Jayapura, Jubi– Agus Sumule Dekan Fakultas Pertanian Universitas Papua (Unipa) Manokwari, Provinsi Papua Barat, menilai jika PT Freeport ditutup, Kabupaten Mimika akan mengalami dampak yang cukup besar, sebab, hampir 100 persen pendapatan asli daerah (PAD) diperoleh dari Freeport.

Begitu pula kalau, Freeport ditutup, maka akan ada dampak lingkungan yang begitu besar dirasakan masyarakat pemilik hak ulayat wilayah setempat. “Kita sudah sampai pada titik dimana kita tidak mungkin kembali karena Freeport sudah beroperasi hampir 50 tahun. Ketika Freeport berhenti, dampak lingkungan yang ditimbulkan tidak akan berhenti sampai di situ,” kata Sumule kepada Antara di Manokwari. Kata dia pernah ada laporan dibuat oleh Walhi (Wanaha Lingkungan Hidup), salah satunya tentang aliran batuan asam yang PH-nya antara nol, satu dan sebagainya.

“Tidak ada kehidupan di sana dan itu terjadi sampai saat ini,” kata dia lagi. Dia mengatakan, dampak lingkungan itu belum muncul saat ini, karena Freeport mencampurnya dengan batuan gamping dan kapur, sehingga saat cairan itu turun cenderung netral, bahkan basah. Fakta hari ini dua gunung di Cartensz sudah berlubang diketinggian ribuan meter tak jauh dari salju abadi. Erstberg (1967-1987) dan Grasberg (1988-2041), tetapi tarik menarik antara kontrak karya dan rebutan saham terus terjadi di Jakarta.

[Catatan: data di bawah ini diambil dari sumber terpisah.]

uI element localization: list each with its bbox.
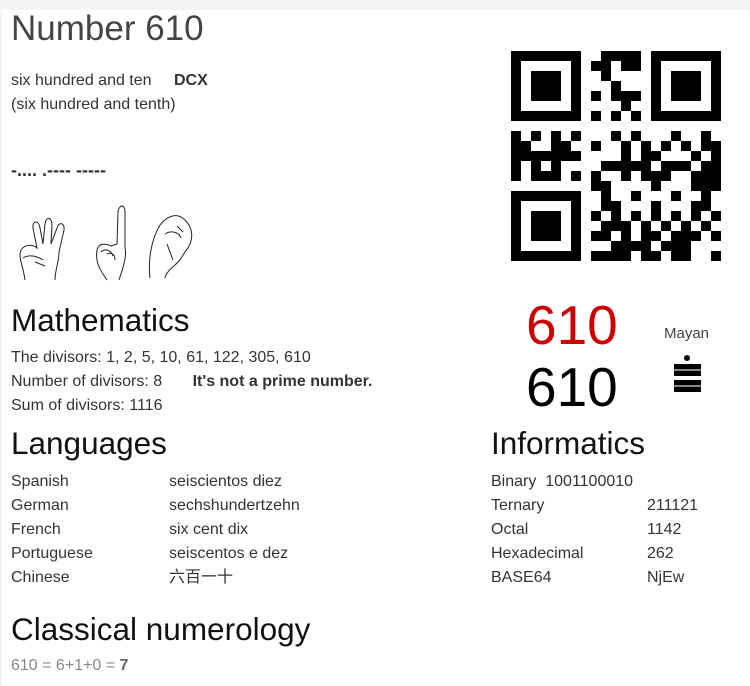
title: Number 610 xyxy=(11,9,204,48)
table: informatics: 211121 xyxy=(647,497,698,514)
heading: Languages: Languages xyxy=(11,425,167,461)
table: languages: seiscentos e dez xyxy=(169,545,288,562)
table: informatics: Binary 1001100010 xyxy=(491,473,633,490)
text: math facts: The divisors: 1, 2, 5, 10, 61, 122, 305, 610 xyxy=(11,349,311,366)
table: languages: seiscientos diez xyxy=(169,473,282,490)
Mayan numeral xyxy=(664,325,709,392)
table: informatics xyxy=(491,473,698,586)
table: languages: 六百一十 xyxy=(169,569,233,586)
table: informatics: 262 xyxy=(647,545,674,562)
black number: 610 xyxy=(526,356,618,418)
text: numerology: 610 = 6+1+0 = 7 xyxy=(11,657,128,674)
text: math facts xyxy=(11,349,372,414)
table: languages xyxy=(11,473,300,586)
text: math facts: Sum of divisors: 1116 xyxy=(11,397,162,414)
table: languages: six cent dix xyxy=(169,521,248,538)
QR code xyxy=(511,51,721,261)
table: informatics: Hexadecimal xyxy=(491,545,583,562)
heading: Classical numerology: Classical numerology xyxy=(11,611,310,647)
table: informatics: NjEw xyxy=(647,569,684,586)
text: names: six hundred and ten DCX xyxy=(11,72,208,89)
text: names xyxy=(11,72,208,113)
text: math facts: Number of divisors: 8 It's not a prime number. xyxy=(11,373,372,390)
table: languages: Chinese xyxy=(11,569,70,586)
table: languages: German xyxy=(11,497,69,514)
text: names: (six hundred and tenth) xyxy=(11,96,176,113)
table: informatics: Ternary xyxy=(491,497,544,514)
heading: Mathematics: Mathematics xyxy=(11,302,190,338)
table: informatics: Octal xyxy=(491,521,528,538)
table: informatics: BASE64 xyxy=(491,569,551,586)
red number: 610 xyxy=(526,294,618,356)
Mayan numeral: Mayan xyxy=(664,325,709,342)
icon: sign language hands xyxy=(20,206,192,280)
table: languages: Portuguese xyxy=(11,545,93,562)
table: languages: French xyxy=(11,521,61,538)
heading: Informatics: Informatics xyxy=(491,425,645,461)
table: informatics: 1142 xyxy=(647,521,681,538)
table: languages: sechshundertzehn xyxy=(169,497,300,514)
table: languages: Spanish xyxy=(11,473,69,490)
text: morse: -.... .---- ----- xyxy=(11,160,106,180)
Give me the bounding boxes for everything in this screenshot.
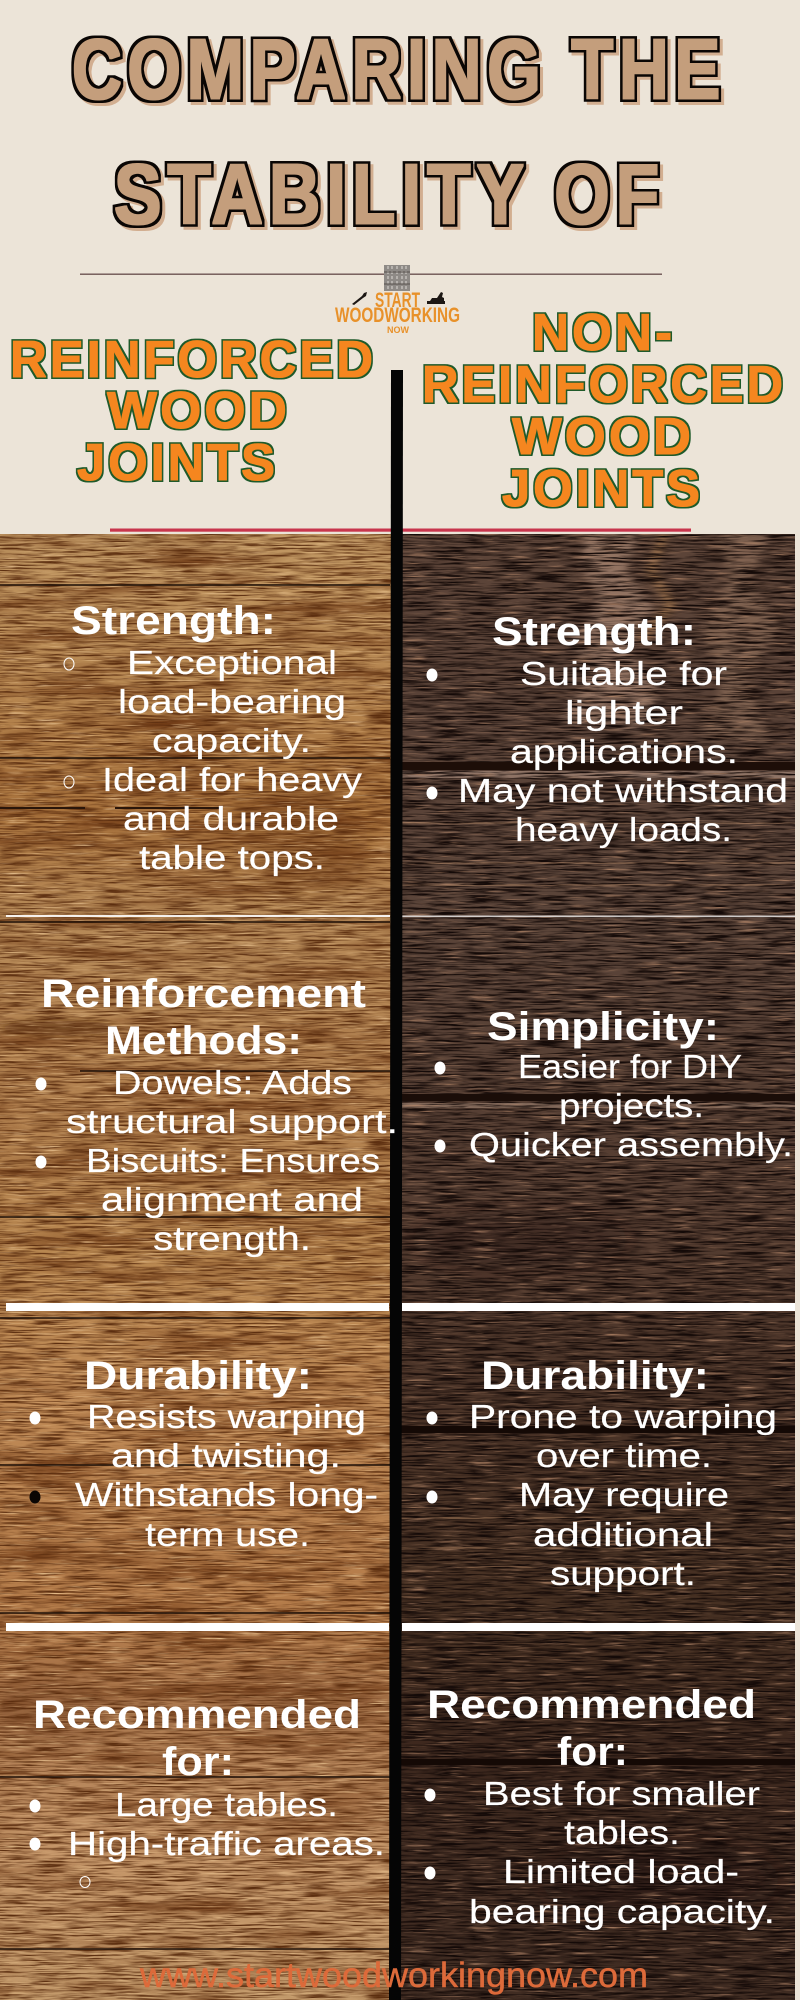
logo: start woodworking now (335, 265, 460, 335)
left: strength (64, 599, 363, 876)
left: durability: and twisting. (111, 1437, 341, 1474)
left: strength: Ideal for heavy (102, 761, 363, 798)
right: strength: applications. (510, 733, 738, 770)
left: reinforcement methods: Methods: (105, 1019, 302, 1063)
icon: saw (352, 292, 367, 305)
left: strength: Exceptional (127, 644, 337, 681)
left: reinforcement methods: Biscuits: Ensures (86, 1142, 380, 1179)
left: recommended for: High-traffic areas. (68, 1825, 385, 1862)
logo: start woodworking now: START (375, 289, 420, 312)
left: durability: Durability: (84, 1354, 312, 1398)
left: reinforcement methods (36, 972, 398, 1257)
logo: start woodworking now: NOW (387, 325, 410, 335)
heading: reinforced wood joints: JOINTS (77, 434, 278, 492)
right: strength: May not withstand (458, 772, 788, 809)
right: recommended for (424, 1683, 775, 1930)
left: strength: Strength: (71, 599, 276, 643)
panel: dark wood background (399, 534, 795, 2000)
right: simplicity: Simplicity: (487, 1005, 719, 1049)
right: recommended for: Limited load- (503, 1853, 739, 1890)
right: durability: May require (519, 1476, 729, 1513)
left: strength: and durable (123, 800, 339, 837)
left: recommended for: for: (162, 1740, 234, 1784)
heading: non-reinforced wood joints: REINFORCED (422, 356, 786, 414)
heading: reinforced wood joints (10, 331, 376, 492)
right: strength: Strength: (492, 610, 696, 654)
right: simplicity: Easier for DIY (518, 1048, 742, 1085)
centre black divider bar (389, 370, 403, 2000)
dividers (6, 915, 795, 1631)
right: simplicity: projects. (559, 1087, 704, 1124)
left: reinforcement methods: Dowels: Adds (113, 1064, 352, 1101)
right: simplicity (434, 1005, 793, 1163)
left: durability: Resists warping (87, 1398, 366, 1435)
left: strength: table tops. (139, 839, 325, 876)
heading: reinforced wood joints: REINFORCED (10, 331, 376, 389)
left: reinforcement methods: alignment and (101, 1181, 363, 1218)
heading: non-reinforced wood joints (422, 304, 786, 518)
right: recommended for: Best for smaller (483, 1775, 760, 1812)
icon: wood grid (384, 265, 410, 291)
icon: plane (427, 292, 445, 304)
right: recommended for: Recommended (427, 1683, 756, 1727)
right: durability: Durability: (481, 1354, 709, 1398)
left: recommended for: Recommended (33, 1693, 361, 1737)
right: recommended for: for: (557, 1730, 628, 1774)
left: recommended for (30, 1693, 385, 1888)
right: recommended for: bearing capacity. (469, 1893, 775, 1930)
title: STABILITY OF (114, 148, 665, 242)
right: strength: lighter (565, 694, 683, 731)
divider line under title (80, 274, 662, 275)
right: simplicity: Quicker assembly. (469, 1126, 793, 1163)
right: strength: heavy loads. (515, 811, 732, 848)
left: recommended for: Large tables. (115, 1786, 338, 1823)
heading: non-reinforced wood joints: WOOD (512, 408, 694, 466)
website footer: www.startwoodworkingnow.com (139, 1956, 648, 1995)
left: durability: Withstands long- (75, 1476, 378, 1513)
right: recommended for: tables. (564, 1814, 680, 1851)
heading: non-reinforced wood joints: NON- (532, 304, 675, 362)
left: reinforcement methods: strength. (153, 1220, 311, 1257)
heading: reinforced wood joints: WOOD (107, 382, 290, 440)
right: durability: over time. (536, 1437, 712, 1474)
left: durability (30, 1354, 378, 1553)
right: strength (426, 610, 788, 848)
logo: start woodworking now: WOODWORKING (335, 304, 460, 327)
title (72, 22, 726, 242)
left: strength: capacity. (152, 722, 311, 759)
left: strength: load-bearing (118, 683, 346, 720)
left: reinforcement methods: Reinforcement (41, 972, 366, 1016)
right: durability: additional (533, 1516, 713, 1553)
right: durability (426, 1354, 777, 1592)
heading: non-reinforced wood joints: JOINTS (502, 460, 703, 518)
left: durability: term use. (145, 1516, 310, 1553)
right: durability: Prone to warping (469, 1398, 777, 1435)
right: strength: Suitable for (520, 655, 727, 692)
left: reinforcement methods: structural support. (66, 1103, 398, 1140)
right: durability: support. (550, 1555, 696, 1592)
panel: light wood background (0, 534, 392, 2000)
red rule above wood panels (110, 528, 691, 532)
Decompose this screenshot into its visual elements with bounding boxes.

Gunung berlubang raksasa sedangkan dataran rendah bumi Mimika terus menerus menerima limbahan buangan tambang bernama tailing. Akankah ghost town dan tailing menjadi kenangan abadi ketika Freeport angkat kaki 2041 dari Tanah Papua? Sulit menjawab tetapi ketika rebutan saham terjadi. Tentu saja semua pihak melupakan bahwa ada sampah dan ghost town yang terjadi pasca penambangan. Ertsberg telah berubah menjadi danau bernama Danau Wilson.